Positive discussion on ebikes and pedal assist bicycles
21 posts • Page 1 of 1
I have been following e-bikes for some time now and I also happen to be a huge fan of the film tron. Has anyone seen a successful ebike conversion to a conventional road bike before? I am all up for using my legs to get some fresh air but some days it would be awesome to just put your feet up and check out the scenery (not that you couldn't do that normally).
I know it defeats the point of cycling but there is no reason it couldn't be an awesome project. Especially that i've decided to try commute every day I can (thats partly due to my car being off the road for the next month or too haha).
The only pics I could find of an Electric Bike were these:
An electric road bike seems anachronistic to me, unless you plan on travelling at 60kmh everywhere. Drop bar geometry is great if you're pushing hard on the pedals, as it takes the load off your hands.
Ease up on the pedalling (as you would when motor assisted) and you'll have a sore back and arms before you know it. And a sore crotch from more weight on the saddle...
The motor cuts out on legal e-bikes above 25 kmh, Matt.

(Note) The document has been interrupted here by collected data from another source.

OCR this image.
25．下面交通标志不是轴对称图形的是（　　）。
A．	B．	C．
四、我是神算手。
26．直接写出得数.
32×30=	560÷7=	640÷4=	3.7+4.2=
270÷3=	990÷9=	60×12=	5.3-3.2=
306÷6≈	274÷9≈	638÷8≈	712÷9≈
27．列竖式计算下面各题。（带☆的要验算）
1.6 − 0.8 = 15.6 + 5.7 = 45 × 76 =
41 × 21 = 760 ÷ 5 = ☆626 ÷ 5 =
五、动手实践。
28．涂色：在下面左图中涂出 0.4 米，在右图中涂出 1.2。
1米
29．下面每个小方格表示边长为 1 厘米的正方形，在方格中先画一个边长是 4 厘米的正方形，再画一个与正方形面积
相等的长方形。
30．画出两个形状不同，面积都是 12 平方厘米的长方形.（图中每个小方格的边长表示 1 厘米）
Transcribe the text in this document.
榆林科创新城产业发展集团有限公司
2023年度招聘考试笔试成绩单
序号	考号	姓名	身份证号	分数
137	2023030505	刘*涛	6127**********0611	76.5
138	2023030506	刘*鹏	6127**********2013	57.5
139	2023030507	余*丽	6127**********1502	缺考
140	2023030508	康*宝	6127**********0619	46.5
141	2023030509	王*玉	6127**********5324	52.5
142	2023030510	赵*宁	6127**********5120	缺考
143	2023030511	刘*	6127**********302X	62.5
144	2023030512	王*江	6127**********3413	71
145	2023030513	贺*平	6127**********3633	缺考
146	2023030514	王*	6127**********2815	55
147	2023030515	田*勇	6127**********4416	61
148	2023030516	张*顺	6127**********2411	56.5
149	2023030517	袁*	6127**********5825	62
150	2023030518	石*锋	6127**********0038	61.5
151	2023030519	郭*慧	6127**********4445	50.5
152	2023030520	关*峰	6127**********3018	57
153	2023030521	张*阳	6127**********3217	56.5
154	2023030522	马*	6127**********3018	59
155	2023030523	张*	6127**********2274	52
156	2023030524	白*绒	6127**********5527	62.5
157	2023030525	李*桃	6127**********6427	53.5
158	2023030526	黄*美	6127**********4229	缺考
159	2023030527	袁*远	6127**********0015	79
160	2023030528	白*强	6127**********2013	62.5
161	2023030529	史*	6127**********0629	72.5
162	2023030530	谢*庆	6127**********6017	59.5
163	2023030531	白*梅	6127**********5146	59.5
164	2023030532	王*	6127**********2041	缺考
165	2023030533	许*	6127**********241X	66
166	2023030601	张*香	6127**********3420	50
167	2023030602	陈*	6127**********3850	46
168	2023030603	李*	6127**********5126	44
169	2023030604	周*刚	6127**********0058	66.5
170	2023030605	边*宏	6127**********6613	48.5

Think of all that extra weight as resistance training!
And then why would you go for such a poor aerodynamic design as a DF, you'd go recumbent and add some bodywork and hey presto you've got a velomobile !
Although I do like the look of that Specialized......
Would love to electrify my Mango but does not seem any point with the draconian rules of 25kph limit on electric assist, I can average 35kph on pedal power on the Mango......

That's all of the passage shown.